In your code, this target_dist
changes the parameters in the scale
affine transformation matrix so even when I close data augmentation, the affine
function will still change the original image. :joy:
Thanks for your question. target_dist is to control the resolution of input when training in single scale.(Training in a larger resolution usually results in better result.) If you close data augmentation and want to train in the original resolution of the input, just set target_dist=1.0.
Thank you for your reply. But just to make it clear (you know, students' habits :joy: )
So you mean target_dist is just kind of a scale factor, rgiht?
But when I try to visulize your result when I close the data augmentation, I find the original image has also been cropped, because when you multiple the affine transformation matrix, the target_dist
parameter makes the final column of your result matrix unequal with 0. It's something that you want or there are some mistakes here?

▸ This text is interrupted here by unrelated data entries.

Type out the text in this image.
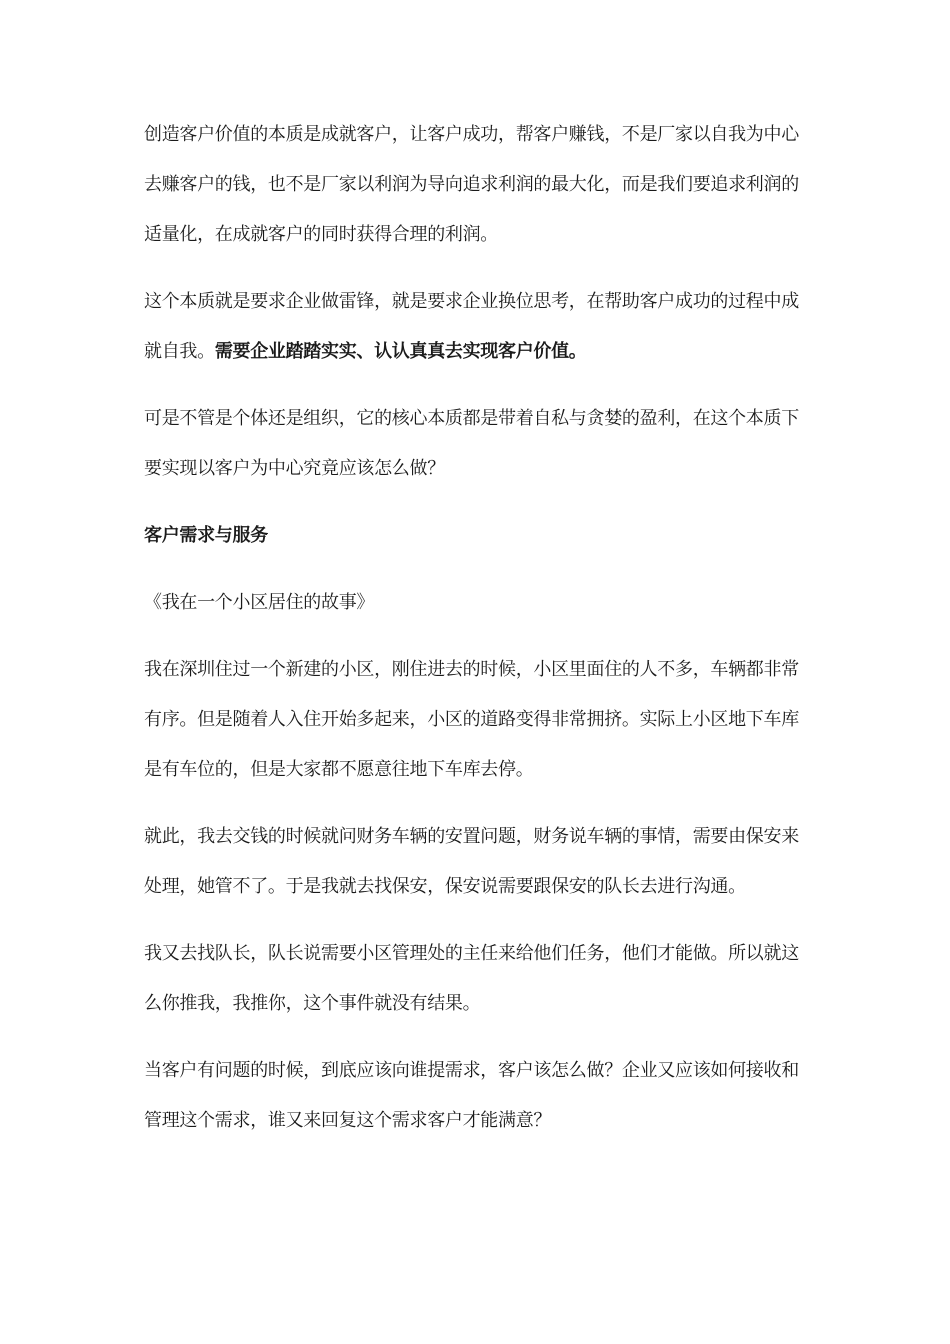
创造客户价值的本质是成就客户，让客户成功，帮客户赚钱，不是厂家以自我为中心去赚客户的钱，也不是厂家以利润为导向追求利润的最大化，而是我们要追求利润的适量化，在成就客户的同时获得合理的利润。

这个本质就是要求企业做雷锋，就是要求企业换位思考，在帮助客户成功的过程中成就自我。需要企业踏踏实实、认认真真去实现客户价值。

可是不管是个体还是组织，它的核心本质都是带着自私与贪婪的盈利，在这个本质下要实现以客户为中心究竟应该怎么做？

客户需求与服务

《我在一个小区居住的故事》

我在深圳住过一个新建的小区，刚住进去的时候，小区里面住的人不多，车辆都非常有序。但是随着人入住开始多起来，小区的道路变得非常拥挤。实际上小区地下车库是有车位的，但是大家都不愿意往地下车库去停。

就此，我去交钱的时候就问财务车辆的安置问题，财务说车辆的事情，需要由保安来处理，她管不了。于是我就去找保安，保安说需要跟保安的队长去进行沟通。

我又去找队长，队长说需要小区管理处的主任来给他们任务，他们才能做。所以就这么你推我，我推你，这个事件就没有结果。

当客户有问题的时候，到底应该向谁提需求，客户该怎么做？企业又应该如何接收和管理这个需求，谁又来回复这个需求客户才能满意？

Which way do you think is better during inferencing? Keep the ratio of image width and height and then pad, like what you have done, or simply resize the image to [401, 401]?
@scnuhealthy BTW, is there any possibility we could talk on Wechat?
For two questions: 1 When visulizing, target_dist should be set 1.0. I forget to consider this parameter when coding demo.py.
2 Multi-scale testing will achieve better result. For example, if you train in scale S, test in 0.8S, 1.0S and 1.2*S, and then ensemble the three results, the performance will be better. (A common way for improving mAP in COCO dataset.)
Sorry I still don't get your point in setting this parameter. Why do you still need it after you do the data augmentation using affine matrix? (I think after using data augmentation it's not single scale training any more right?)
Unfortunately it's not my point. I mean when you resize the original image to your network input size, there are two ways: keeping the ratio of height and width (长宽比) and then padding or resize the image directly without keeping that. Which one do you think is better?
Keeping the ratio throught padding is better during inference and I also use this strategy when training.
First of all, thank you so much for providing such great code! I just don't understand some parameters you use in your code, especially in your data augmentation part.
Specificly, what does the
TransformationParams.target_dist
do, which has been set to a constant equal 0.8. I mean you have done random scale already, why do you still want to add a constant factor here?Again thank you for your great code! I have learned a lot of staff from it.